青木×薪、R指定なし。大きくても小さくて、小さくても大きい。


君と僕



誰がこんな馬鹿な事を始めたのか、問い詰めたい気分になる。

深夜、会議から戻った薪は、その有様に驚かされた。

「薪さん!お疲れ様でした!お帰りなさい」
「お疲れ様です」

「……」

今日は捜査が切りの良い所まで進んだら、明日に備えて帰れと連絡を入れた筈なのに。

これは一体どういう事なのか皆目見当がつかない。

「おまえ達…何を?」
「手比べですよ!」

「聞いて下さいよ薪さん!青木のやつ俺より背高い癖に手は負けてるんですよ〜」
「岡部さんちょっと気合い入れて指伸ばしてたじゃないですか!ズルですよ!」

「ま、まーまー、青木も岡部さんも俺らよりは全然でかいってば」

ああでもないこうでもないと、わいわいと盛り上がる大のおとな達に、薪は言葉を失う。
ついさっきまで世にも恐ろしいMRI画像と向き合っていただろうに、本当にこいつらときたら。
時々そういう脳天気さとたくましさに驚く。

「薪さんっ、手出して下さい」

「あっ、おい!青木」
悪ノリだと、一瞬室内の温度が下がるが、予想外にも薪は黙って青木の手のひらに自分の手を合わせた。


「………」

ちょん、という効果音が聞こえてきそうな程に、その手は小さく、それを見た皆は何故か赤面してしまう。

男のものにしては、綺麗すぎる細い指は、青木の指の第二関節を少し過ぎたあたりで止まった。

「…薪さん」
「なんだ」
「可愛」
「おおっと青木!!もうこんな時間だ!早く帰らないとセキュリティをかける薪さんに迷惑だろう!」

わざとらしい岡部の声に遮られた言葉が聞こえたのかどうか、手を離した薪の表情を、青木はいまいち読み取る事は出来なかった。



「…今日は、なんであんな事してたんだ?」
「あんな事?」

疲れた身体に、リネンのするりとした感触が心地よい。
青木はまどろみながら薪の細い肩を抱き寄せる。

「手比べ」

「ああ、曽我さんが…、俺は昔スポーツしてたから手がでかくてガッシリしてるんだなんて言い出して」

「うん」

「岡部さんが乗っちゃって、あんな事に」

胸元で薪がクスクスと笑うのがくすぐったくて、愛しくて、青木はより強く引き寄せる。

「青木は、大きいな」

「え?」

「手も、肩も…全部。僕の倍はあるんじゃないのか?」

見上げたなんとなく幼い薪に、胸の鼓動が聞こえてしまうのではないかと動揺が隠せない。
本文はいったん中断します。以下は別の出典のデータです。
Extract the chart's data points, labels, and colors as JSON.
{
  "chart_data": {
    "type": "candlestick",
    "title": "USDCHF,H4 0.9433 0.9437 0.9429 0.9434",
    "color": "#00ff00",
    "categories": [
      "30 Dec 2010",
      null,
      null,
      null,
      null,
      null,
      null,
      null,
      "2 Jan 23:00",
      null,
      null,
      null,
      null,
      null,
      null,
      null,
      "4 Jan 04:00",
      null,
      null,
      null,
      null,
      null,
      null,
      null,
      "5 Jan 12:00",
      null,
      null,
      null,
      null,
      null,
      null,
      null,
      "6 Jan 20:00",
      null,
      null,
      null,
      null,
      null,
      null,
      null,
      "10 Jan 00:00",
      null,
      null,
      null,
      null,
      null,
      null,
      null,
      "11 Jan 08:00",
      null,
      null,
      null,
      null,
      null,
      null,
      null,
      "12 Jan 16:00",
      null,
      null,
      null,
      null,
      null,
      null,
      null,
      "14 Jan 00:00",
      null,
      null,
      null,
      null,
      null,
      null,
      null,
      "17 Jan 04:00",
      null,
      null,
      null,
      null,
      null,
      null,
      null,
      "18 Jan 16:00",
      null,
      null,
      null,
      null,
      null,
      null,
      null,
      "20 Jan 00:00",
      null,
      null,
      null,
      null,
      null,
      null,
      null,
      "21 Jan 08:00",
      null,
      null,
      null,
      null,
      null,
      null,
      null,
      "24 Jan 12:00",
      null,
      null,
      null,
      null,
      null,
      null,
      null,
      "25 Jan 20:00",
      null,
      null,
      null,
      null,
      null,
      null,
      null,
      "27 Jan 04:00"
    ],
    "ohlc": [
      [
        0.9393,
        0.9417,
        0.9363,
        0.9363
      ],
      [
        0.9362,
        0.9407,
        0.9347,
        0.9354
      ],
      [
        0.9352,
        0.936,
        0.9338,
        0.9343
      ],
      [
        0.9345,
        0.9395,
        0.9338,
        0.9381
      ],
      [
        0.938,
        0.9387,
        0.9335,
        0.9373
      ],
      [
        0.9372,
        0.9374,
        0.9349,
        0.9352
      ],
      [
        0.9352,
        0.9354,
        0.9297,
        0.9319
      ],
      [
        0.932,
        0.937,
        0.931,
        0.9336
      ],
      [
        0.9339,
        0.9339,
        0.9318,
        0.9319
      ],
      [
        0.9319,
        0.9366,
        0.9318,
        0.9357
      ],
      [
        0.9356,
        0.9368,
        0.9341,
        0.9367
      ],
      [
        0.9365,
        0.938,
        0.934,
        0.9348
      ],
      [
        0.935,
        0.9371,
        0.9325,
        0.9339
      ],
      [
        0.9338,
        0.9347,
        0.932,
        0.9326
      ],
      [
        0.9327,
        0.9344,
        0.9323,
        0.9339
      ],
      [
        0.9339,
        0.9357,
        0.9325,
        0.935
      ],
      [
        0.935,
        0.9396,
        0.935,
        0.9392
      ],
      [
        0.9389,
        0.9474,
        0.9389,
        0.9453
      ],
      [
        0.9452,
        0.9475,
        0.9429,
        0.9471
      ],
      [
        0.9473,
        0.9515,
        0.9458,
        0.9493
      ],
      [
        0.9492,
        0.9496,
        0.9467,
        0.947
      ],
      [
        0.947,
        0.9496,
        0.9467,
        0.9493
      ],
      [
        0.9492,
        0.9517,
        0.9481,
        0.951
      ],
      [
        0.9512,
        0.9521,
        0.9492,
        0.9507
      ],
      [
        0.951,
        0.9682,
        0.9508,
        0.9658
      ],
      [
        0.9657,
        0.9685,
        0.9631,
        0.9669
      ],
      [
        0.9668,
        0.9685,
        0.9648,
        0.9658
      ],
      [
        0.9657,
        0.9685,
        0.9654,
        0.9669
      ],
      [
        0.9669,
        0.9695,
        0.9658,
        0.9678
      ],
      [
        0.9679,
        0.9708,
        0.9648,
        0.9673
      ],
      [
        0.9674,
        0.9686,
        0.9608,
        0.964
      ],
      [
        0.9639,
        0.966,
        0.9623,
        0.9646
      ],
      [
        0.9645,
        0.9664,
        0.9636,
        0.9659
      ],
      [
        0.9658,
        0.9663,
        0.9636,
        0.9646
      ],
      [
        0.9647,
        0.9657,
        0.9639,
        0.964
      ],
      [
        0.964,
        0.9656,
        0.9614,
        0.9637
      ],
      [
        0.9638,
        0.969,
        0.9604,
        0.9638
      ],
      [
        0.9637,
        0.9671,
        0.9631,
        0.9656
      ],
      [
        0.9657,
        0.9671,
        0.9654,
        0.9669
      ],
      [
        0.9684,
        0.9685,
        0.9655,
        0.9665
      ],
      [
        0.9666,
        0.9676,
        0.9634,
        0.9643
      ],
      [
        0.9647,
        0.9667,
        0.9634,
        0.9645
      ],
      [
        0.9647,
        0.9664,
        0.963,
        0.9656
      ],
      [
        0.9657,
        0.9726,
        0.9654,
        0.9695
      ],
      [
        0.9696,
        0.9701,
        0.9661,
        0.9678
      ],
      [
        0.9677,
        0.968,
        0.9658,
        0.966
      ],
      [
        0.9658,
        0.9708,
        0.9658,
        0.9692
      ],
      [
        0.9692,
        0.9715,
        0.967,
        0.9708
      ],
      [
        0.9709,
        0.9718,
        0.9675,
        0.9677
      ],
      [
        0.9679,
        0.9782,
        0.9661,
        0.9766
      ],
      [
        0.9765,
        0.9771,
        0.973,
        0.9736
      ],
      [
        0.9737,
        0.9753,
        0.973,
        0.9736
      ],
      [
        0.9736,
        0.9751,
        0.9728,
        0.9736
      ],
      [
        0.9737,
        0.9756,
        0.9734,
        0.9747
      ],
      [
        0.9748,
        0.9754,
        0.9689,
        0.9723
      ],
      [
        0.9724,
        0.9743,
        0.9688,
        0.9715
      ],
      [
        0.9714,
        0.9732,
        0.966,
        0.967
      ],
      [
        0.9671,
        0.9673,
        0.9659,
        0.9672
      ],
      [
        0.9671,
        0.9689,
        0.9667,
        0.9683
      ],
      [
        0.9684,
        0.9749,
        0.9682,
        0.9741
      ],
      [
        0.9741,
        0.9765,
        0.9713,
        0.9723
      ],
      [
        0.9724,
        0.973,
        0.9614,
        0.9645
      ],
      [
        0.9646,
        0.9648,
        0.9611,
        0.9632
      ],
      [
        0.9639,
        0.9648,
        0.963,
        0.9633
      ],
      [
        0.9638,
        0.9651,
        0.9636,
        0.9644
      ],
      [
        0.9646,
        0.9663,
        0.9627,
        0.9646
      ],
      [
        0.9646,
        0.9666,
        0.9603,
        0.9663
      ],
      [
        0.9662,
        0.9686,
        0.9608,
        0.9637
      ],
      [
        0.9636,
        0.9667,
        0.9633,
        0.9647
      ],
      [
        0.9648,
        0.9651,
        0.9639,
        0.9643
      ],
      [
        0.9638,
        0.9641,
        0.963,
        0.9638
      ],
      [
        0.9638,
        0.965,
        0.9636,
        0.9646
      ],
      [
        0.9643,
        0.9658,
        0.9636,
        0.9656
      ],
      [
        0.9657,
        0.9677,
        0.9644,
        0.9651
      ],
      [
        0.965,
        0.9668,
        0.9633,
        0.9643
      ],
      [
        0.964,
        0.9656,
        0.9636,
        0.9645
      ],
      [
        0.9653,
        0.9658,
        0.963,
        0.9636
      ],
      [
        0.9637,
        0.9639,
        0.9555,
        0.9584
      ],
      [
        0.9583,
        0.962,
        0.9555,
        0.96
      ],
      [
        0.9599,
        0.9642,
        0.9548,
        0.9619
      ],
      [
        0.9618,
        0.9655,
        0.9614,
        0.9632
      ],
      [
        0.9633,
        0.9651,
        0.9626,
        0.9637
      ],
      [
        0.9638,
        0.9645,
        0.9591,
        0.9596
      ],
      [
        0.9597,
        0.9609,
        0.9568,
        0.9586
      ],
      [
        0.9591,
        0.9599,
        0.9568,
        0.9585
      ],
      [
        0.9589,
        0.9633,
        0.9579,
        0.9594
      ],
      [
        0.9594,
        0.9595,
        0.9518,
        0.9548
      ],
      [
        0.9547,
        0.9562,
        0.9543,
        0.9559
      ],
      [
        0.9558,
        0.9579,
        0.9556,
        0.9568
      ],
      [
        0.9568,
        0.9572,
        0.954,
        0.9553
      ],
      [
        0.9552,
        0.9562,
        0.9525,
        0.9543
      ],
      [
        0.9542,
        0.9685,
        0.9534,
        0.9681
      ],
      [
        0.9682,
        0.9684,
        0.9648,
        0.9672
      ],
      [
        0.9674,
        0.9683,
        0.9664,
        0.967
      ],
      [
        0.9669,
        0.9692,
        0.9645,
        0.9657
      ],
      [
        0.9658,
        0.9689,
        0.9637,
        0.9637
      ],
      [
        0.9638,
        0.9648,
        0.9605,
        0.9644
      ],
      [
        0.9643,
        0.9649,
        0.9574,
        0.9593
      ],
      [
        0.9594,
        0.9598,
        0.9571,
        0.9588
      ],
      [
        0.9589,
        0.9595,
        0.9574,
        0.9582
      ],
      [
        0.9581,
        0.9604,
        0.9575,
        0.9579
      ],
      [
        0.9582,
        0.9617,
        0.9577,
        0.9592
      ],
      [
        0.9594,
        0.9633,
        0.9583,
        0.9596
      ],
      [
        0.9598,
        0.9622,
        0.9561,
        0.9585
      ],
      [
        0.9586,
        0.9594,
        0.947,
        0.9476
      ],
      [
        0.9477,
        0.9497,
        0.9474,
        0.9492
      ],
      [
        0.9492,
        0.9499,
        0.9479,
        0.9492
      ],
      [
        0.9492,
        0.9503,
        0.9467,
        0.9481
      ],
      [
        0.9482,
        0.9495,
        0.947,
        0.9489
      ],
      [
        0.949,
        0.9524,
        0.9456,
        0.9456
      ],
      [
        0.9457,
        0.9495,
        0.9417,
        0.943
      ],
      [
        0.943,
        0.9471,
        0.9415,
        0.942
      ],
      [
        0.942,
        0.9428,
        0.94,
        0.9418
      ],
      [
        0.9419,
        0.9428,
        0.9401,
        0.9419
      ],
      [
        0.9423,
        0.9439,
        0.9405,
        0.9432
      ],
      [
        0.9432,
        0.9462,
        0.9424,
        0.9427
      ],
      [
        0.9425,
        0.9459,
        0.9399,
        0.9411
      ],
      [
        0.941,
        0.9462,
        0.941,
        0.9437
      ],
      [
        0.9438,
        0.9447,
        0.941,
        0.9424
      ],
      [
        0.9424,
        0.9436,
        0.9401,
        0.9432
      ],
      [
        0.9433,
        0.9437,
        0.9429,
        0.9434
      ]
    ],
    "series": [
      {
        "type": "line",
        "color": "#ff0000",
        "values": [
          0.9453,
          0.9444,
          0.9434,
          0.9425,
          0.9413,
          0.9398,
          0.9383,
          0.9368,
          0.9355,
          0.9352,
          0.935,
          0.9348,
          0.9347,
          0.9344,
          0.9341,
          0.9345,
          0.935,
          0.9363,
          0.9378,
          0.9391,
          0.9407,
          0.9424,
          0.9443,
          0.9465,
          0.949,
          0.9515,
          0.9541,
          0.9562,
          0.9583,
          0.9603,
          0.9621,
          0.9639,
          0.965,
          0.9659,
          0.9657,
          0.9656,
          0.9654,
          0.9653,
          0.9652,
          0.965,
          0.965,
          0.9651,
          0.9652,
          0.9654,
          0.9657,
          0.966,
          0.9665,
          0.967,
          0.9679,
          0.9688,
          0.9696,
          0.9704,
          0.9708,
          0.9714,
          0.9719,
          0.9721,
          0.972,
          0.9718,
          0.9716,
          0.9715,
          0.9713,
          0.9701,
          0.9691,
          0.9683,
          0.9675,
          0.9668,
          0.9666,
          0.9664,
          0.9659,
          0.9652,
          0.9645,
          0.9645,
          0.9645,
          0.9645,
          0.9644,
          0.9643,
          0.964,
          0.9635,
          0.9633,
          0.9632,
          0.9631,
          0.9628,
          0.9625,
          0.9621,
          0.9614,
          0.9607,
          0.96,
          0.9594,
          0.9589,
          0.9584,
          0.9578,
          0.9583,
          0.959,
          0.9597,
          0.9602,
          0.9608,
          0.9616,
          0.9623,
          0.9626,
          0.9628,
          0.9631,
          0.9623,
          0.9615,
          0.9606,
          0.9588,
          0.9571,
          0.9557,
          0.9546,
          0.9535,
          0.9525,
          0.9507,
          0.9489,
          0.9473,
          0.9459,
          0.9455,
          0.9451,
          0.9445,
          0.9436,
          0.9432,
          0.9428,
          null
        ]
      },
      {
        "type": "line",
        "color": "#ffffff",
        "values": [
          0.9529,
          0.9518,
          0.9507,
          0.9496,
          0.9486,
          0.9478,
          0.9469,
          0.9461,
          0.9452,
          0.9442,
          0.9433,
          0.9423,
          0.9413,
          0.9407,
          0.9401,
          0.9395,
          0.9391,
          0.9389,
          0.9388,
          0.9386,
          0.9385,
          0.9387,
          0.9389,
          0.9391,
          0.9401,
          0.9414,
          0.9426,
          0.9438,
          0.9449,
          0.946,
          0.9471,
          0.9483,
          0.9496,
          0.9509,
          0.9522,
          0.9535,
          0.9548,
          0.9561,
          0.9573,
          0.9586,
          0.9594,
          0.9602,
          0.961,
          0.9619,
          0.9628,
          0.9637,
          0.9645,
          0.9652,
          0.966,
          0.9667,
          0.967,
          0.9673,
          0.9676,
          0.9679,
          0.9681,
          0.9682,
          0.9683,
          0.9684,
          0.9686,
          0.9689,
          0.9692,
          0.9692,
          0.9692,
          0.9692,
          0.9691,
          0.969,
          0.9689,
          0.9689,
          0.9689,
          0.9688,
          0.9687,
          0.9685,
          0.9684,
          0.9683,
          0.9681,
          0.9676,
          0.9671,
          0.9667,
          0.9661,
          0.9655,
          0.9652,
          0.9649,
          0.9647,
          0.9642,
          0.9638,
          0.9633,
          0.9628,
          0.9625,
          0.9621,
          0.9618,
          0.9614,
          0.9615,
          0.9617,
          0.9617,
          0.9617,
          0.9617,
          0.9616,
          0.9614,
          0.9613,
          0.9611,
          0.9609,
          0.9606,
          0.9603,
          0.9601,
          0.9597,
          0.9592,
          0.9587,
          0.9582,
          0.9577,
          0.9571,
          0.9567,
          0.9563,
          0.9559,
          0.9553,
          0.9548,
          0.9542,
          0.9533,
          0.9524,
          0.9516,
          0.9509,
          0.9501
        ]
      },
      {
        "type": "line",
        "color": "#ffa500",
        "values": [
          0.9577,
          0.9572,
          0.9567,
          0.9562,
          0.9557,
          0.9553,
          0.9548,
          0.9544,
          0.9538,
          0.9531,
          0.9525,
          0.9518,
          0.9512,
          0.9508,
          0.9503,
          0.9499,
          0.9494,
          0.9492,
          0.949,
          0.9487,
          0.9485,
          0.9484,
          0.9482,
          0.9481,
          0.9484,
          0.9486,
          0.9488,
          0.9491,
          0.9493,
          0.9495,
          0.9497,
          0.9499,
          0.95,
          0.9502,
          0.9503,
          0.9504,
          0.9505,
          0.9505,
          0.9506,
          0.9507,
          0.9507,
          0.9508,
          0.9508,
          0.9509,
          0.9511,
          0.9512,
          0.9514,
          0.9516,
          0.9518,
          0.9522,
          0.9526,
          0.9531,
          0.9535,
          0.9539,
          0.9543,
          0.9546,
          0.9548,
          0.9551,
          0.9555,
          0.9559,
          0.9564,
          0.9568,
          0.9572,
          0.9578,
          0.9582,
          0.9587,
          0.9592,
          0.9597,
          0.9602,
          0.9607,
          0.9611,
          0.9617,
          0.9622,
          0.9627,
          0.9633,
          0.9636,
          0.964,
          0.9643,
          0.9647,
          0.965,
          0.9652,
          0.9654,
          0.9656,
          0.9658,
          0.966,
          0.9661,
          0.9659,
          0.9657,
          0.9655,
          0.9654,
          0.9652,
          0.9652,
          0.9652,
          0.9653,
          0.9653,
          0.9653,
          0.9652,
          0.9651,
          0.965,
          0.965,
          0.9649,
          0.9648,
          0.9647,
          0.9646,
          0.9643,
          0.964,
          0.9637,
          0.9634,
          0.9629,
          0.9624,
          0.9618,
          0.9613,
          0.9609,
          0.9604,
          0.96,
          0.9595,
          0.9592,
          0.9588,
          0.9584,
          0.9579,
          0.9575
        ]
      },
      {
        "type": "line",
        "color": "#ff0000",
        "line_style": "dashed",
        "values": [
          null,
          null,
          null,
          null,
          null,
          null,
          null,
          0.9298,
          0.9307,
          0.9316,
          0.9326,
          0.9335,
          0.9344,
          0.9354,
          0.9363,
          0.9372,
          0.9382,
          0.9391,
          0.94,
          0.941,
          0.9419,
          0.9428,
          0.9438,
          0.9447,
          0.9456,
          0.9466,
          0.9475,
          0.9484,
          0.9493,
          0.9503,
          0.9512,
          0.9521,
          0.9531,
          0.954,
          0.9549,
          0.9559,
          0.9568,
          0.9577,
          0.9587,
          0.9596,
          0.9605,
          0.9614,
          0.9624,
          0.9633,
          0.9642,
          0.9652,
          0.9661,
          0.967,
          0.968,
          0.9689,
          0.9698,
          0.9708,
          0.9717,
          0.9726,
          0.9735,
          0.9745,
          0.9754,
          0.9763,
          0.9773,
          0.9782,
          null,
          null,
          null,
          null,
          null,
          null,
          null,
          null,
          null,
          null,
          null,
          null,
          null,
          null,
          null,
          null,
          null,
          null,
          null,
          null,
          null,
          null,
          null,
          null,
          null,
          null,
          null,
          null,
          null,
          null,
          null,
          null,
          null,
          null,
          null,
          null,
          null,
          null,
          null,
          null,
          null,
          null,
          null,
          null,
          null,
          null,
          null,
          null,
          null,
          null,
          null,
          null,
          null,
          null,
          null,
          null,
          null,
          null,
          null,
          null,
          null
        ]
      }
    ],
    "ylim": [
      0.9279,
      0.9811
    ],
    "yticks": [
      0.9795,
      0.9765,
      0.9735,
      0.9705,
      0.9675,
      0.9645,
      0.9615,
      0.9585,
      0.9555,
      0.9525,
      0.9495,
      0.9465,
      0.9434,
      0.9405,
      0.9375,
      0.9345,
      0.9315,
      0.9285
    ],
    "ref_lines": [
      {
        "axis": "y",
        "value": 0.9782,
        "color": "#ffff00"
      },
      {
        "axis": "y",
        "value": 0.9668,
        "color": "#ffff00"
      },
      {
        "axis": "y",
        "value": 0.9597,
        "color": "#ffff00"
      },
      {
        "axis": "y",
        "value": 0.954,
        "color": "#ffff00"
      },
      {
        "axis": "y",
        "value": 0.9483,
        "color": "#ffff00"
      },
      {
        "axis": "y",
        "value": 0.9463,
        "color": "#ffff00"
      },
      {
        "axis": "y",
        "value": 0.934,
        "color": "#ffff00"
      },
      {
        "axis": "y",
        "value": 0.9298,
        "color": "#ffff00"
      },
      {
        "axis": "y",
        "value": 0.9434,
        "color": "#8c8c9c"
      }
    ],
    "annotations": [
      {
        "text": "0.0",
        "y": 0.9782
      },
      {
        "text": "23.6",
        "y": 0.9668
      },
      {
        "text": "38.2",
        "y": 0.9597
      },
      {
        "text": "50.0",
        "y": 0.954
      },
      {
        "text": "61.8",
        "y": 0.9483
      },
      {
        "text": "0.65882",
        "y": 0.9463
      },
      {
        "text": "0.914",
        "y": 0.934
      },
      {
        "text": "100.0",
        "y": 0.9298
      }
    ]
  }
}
「いや、その、薪さんは薪さんらしくてというか、可愛らしくて」

そう言った後にしまった、という表情をしたのを薪は愉快そうに見つめる。

「あ…可愛いって言われるの、嫌でしたよね?」

「そうだな」

「すみません…」

「もう良い年の男だし、あんまり嬉しくはないけど」

おまえだけは許してやる。

青木は長い長いいつ醒めるとも知らない眩暈を覚える。
身体中の血が騒ぎ出すのが、判る。

荒っぽく組み敷いた薪の瞳は、怯えるでもなく、ただ静かに青木を見つめていた。